Researchers believe that the moon is the ideal place to store samples of each of the 6.7 million terrestrial species.
A team of researchers is proposing to create a “Noah’s Ark” on the moon, which will store millions of samples of seeds, spores, sperm and eggs as reported by New Atlas.
Extinctions are happening on Earth at such an alarming rate that some scientists are suggesting that humanity is approaching the sixth mass extinction on Earth. Since human activities are the main cause of extinction, humans must try to prevent it.
One way is to collect and store specimens of the species in doomsday-proof repositories such as the Global Seed Vault in Svalbard. Located in the Arctic, this seed bank is home to nearly a million samples of important food crops from around the world that must be preserved in case of disaster. So-called “frozen zoos” perform a similar function for animals, storing their sperm, eggs, embryos, DNA or tissue samples.

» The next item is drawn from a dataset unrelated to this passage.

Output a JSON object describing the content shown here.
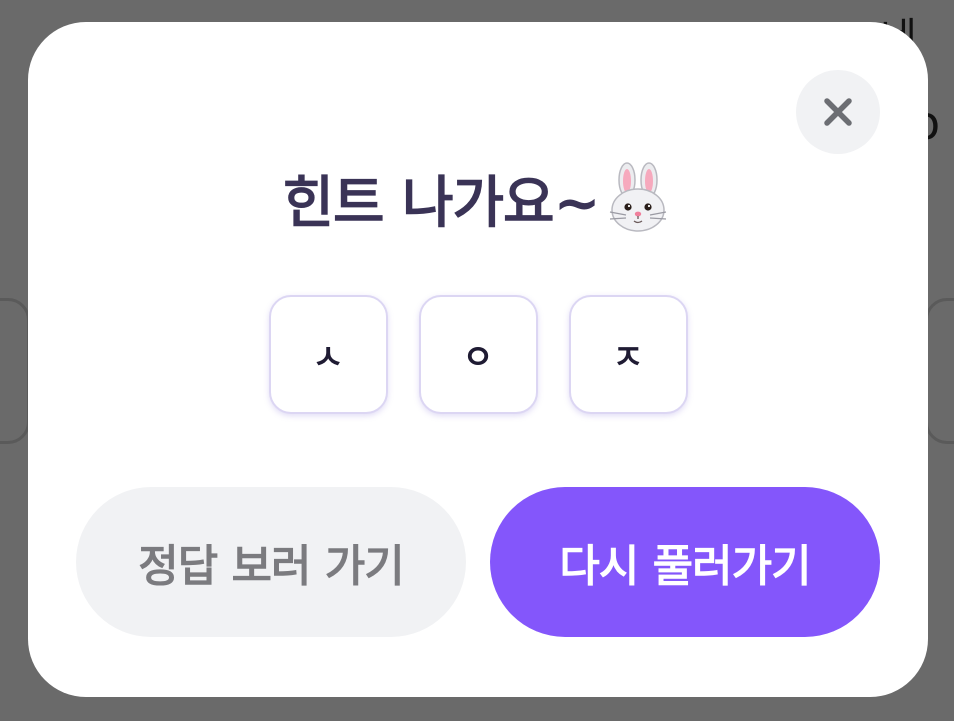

The problem with such repositories is that they may not be as reliable as we would like. In 2016, water from melting permafrost seeped into a seed storage facility in Svalbard, demonstrating its vulnerability to the effects of climate change. Unfortunately, over time, there will be very few truly safe places on Earth.

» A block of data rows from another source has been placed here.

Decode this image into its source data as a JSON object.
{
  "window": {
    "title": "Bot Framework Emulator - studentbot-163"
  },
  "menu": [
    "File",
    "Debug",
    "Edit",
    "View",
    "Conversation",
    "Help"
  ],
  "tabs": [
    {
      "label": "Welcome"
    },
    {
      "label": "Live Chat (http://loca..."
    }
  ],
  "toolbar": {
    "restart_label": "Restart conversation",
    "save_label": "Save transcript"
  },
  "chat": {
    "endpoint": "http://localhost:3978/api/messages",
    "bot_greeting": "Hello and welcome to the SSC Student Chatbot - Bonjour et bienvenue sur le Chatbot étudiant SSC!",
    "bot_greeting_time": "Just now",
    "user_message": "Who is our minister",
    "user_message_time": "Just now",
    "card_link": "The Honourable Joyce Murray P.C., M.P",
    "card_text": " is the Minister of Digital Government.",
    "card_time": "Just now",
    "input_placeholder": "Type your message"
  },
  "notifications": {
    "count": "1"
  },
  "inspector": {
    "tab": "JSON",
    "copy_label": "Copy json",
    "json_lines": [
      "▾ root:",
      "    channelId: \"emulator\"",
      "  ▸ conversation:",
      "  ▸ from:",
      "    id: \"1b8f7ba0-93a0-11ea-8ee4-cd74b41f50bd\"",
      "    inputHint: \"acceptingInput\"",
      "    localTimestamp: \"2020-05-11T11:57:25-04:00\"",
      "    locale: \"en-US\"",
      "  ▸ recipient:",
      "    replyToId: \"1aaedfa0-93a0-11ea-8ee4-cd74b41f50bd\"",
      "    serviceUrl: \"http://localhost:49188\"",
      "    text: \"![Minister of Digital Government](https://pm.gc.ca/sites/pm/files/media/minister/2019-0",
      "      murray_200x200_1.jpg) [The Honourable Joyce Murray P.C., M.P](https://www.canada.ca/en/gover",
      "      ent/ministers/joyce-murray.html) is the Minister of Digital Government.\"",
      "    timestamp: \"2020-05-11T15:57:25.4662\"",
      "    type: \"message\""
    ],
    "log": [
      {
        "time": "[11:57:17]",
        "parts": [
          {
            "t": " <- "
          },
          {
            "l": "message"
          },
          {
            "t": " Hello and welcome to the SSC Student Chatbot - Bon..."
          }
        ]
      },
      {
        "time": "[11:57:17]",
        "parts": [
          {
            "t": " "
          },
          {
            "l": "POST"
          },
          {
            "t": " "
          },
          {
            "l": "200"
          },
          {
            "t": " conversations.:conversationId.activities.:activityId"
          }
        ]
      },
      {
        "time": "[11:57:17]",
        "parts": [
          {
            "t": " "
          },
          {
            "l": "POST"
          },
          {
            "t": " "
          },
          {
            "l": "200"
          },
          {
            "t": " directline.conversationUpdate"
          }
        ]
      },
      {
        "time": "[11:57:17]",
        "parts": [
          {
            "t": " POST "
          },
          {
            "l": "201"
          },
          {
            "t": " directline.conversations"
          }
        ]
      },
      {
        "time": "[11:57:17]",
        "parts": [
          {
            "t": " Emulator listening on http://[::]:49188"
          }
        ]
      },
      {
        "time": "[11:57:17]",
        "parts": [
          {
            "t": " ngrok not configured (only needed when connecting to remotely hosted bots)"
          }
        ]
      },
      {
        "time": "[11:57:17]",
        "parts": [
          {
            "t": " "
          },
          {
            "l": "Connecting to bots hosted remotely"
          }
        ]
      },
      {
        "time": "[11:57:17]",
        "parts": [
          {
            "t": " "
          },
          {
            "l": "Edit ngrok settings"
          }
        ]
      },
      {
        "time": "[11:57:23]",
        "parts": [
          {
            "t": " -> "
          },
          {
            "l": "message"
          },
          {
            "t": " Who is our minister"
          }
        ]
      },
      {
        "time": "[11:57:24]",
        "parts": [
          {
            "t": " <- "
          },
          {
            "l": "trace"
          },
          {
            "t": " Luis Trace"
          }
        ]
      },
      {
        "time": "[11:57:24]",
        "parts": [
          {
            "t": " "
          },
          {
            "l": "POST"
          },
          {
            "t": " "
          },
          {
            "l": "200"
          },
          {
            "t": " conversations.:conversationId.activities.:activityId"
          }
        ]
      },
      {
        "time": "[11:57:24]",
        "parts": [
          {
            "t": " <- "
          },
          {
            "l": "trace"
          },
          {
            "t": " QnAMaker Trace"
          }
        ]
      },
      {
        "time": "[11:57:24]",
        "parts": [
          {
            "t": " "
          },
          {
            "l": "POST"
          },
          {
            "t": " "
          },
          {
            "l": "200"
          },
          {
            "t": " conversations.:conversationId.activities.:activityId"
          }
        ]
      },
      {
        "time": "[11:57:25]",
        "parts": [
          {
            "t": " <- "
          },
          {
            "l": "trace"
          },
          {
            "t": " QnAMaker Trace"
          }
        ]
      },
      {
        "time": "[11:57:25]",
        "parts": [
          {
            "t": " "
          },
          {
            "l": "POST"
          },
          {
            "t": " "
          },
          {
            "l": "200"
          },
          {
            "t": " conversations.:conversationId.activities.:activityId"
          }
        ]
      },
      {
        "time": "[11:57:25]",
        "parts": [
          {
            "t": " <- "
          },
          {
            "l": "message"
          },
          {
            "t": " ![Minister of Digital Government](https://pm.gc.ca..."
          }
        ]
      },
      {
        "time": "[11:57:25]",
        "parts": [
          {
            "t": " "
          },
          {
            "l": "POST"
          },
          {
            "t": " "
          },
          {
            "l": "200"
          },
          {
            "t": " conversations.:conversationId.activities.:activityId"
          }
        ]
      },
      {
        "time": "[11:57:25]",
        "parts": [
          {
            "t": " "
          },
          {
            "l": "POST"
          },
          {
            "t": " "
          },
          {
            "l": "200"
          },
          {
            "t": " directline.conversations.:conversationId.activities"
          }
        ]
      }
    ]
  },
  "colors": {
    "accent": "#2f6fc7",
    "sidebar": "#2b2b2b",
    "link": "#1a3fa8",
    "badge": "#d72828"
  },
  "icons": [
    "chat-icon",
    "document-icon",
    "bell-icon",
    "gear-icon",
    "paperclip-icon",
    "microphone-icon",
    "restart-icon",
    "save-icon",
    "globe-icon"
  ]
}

Following this logic, the safest place to place storage facilities is outside of Earth. This is the new idea for a lunar ark that was put forward by researchers at the University of Arizona.
In many ways, the Moon is an ideal place for this kind of object because it is very cold there. The moon is tectonically stable, with no weather or water to threaten the repository. Also, there are no animals and people on the moon that could disturb the storage facilities.
The team believes the lunar ark could be built inside lava tubes that were recently discovered just below the lunar surface. Elevator shafts can go down into the room, where samples will be stored in cryogenic storage units, cooling seeds to -180 ° C and animal cages to -196 ° C. The entire system can be powered by solar panels on the surface.
One of the biggest hurdles to building storage on the moon is shipping. When launching rockets, weight is of the essence, and a project of this magnitude involves the delivery of huge loads. Scientists argue that the task is still doable.
Researchers estimate that it will take about 250 launches to transport 50 samples of each of the 6.7 million species on Earth.